Ukraine is a vast country with a population that does not wish to be ruled from Moscow. A Putin-installed puppet regime would have faced a long and bloody guerrilla war. Neighbouring countries – most obviously Poland – would have been drawn into it, whether officially or otherwise.

This war would have been open-ended. Russian war crimes would fuel resistance; resistance would be used to justify further brutality. The vicious circle would generate a vortex of self-renewing violence.

So much is clear: Putin failed to ask the necessary questions and is stuck with the consequences. But what about the West?

It may be that a year ago there was no time for questions. Once the Ukrainian government declined to flee, the EU, the UK and the US had no real choice but to back it.

To capitulate to Putin would be to acquiesce in the destruction of any notion of a law-bound international order and, arguably, in the slow death of liberal democracy. (One shudders to think of where we would be now if Putin had invaded Ukraine while Donald Trump was in the White House.)

Yet, as time has gone on, the imperative has become increasingly a matter of choice. And every choice the West has made, has, in effect, turned it into a belligerent party. Which means that those Powell Doctrine questions must be answered. What is the attainable objective and what is the exit strategy?

Attainable is not the same as desirable. The best outcome is obvious enough: the restoration of Ukraine’s internationally recognised borders, war criminals put on trial, the fall of Putin’s regime.

Those are good things to want but so, for example, was a democratic Afghanistan with equal rights for women and minorities. Twenty years of war waged by the Western powers didn’t make the desirable attainable.

So what is the West’s viable objective? Part of what makes that question so difficult to answer is that there are different agendas being pursued.

And one of those agendas is the sapping of Russian power by a long war of attrition. Putin has inadvertently made the US military-industrial complex an offer it finds almost impossible to refuse. Supporting Ukraine is costing the US a mere 5.6 per cent of its annual military budget. In return it gets to degrade Russia’s military capacity by 50 per cent – so far.

It’s a fabulous calculus if you’re playing the great power game: no boots on the ground, no serious domestic political risk and no influx of refugees. (The US has taken in roughly as many Ukrainians as Ireland has – not proportionally but in absolute numbers.)

Yet in return for this small investment you get the bleeding dry of a rival power. And that is precisely the problem: there’s a strong incentive for the US to just keep the war going. Who needs an exit strategy when the costs of carrying on seem so low?

But the people of Ukraine need an exit strategy because the war is horrific. And Europe needs an exit strategy because it knows that if you let war take root on the continent it can spread into catastrophe.

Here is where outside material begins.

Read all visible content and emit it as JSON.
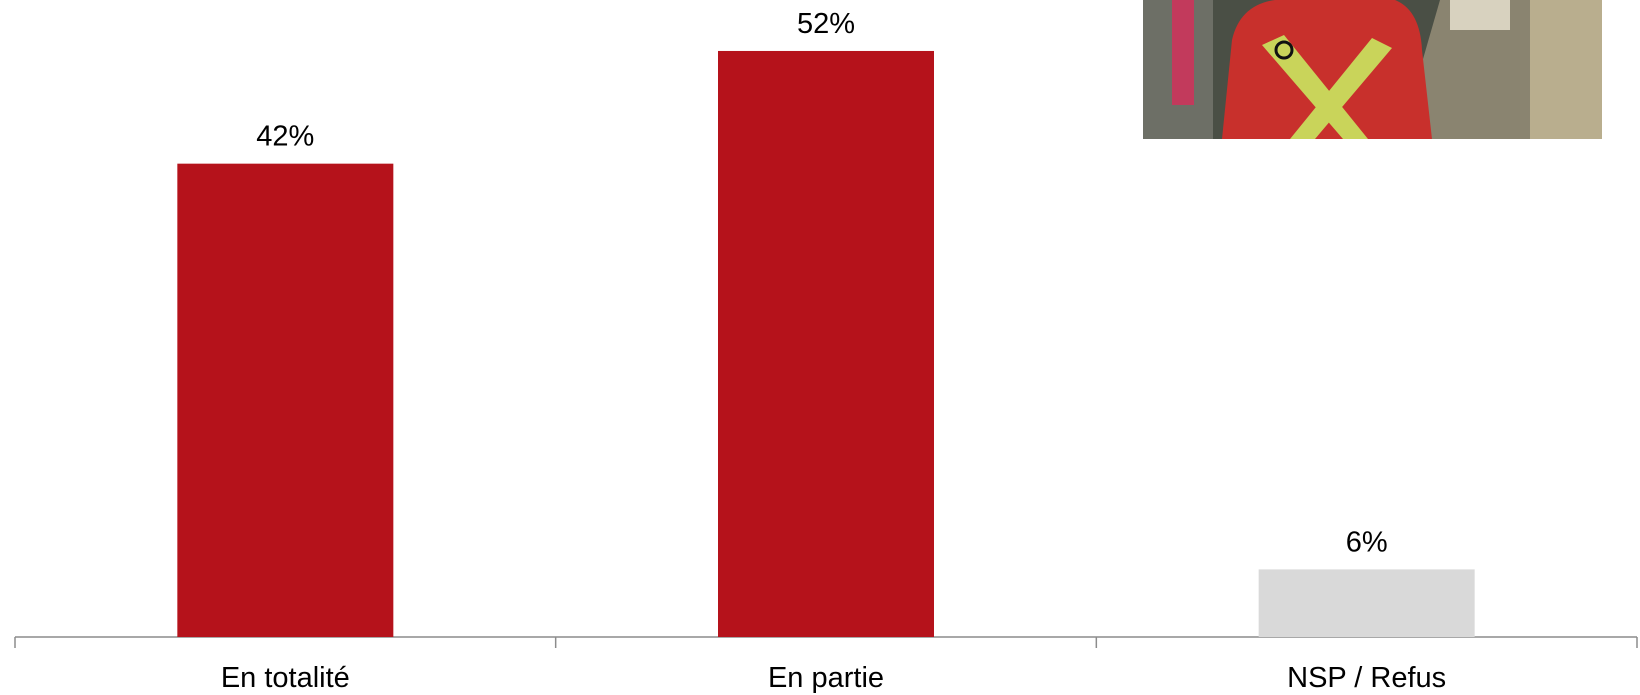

We have to remember that the war in Ukraine is not a year old – it’s been going on for nearly a decade. It can go on for another decade at least. And the longer it goes on, the more damage is done to Ukraine and the harder it will be for it to rebuild itself as the thriving European democracy its people want it to be. Resolve is immensely admirable, but it has to lead towards resolution.

The deeper the West gets into the war the more urgently it requires a sense of what that resolution is. Throwing Russia out of Crimea may be a perfectly justifiable aim but it also looks a bit like Putin’s initial fantasy of taking Kyiv: a far-fetched goal that,even if it were to be attained would merely fuel further conflict.

The Ukrainians know what they are willing to die for. But their allies have to define what, in the end, they can live with.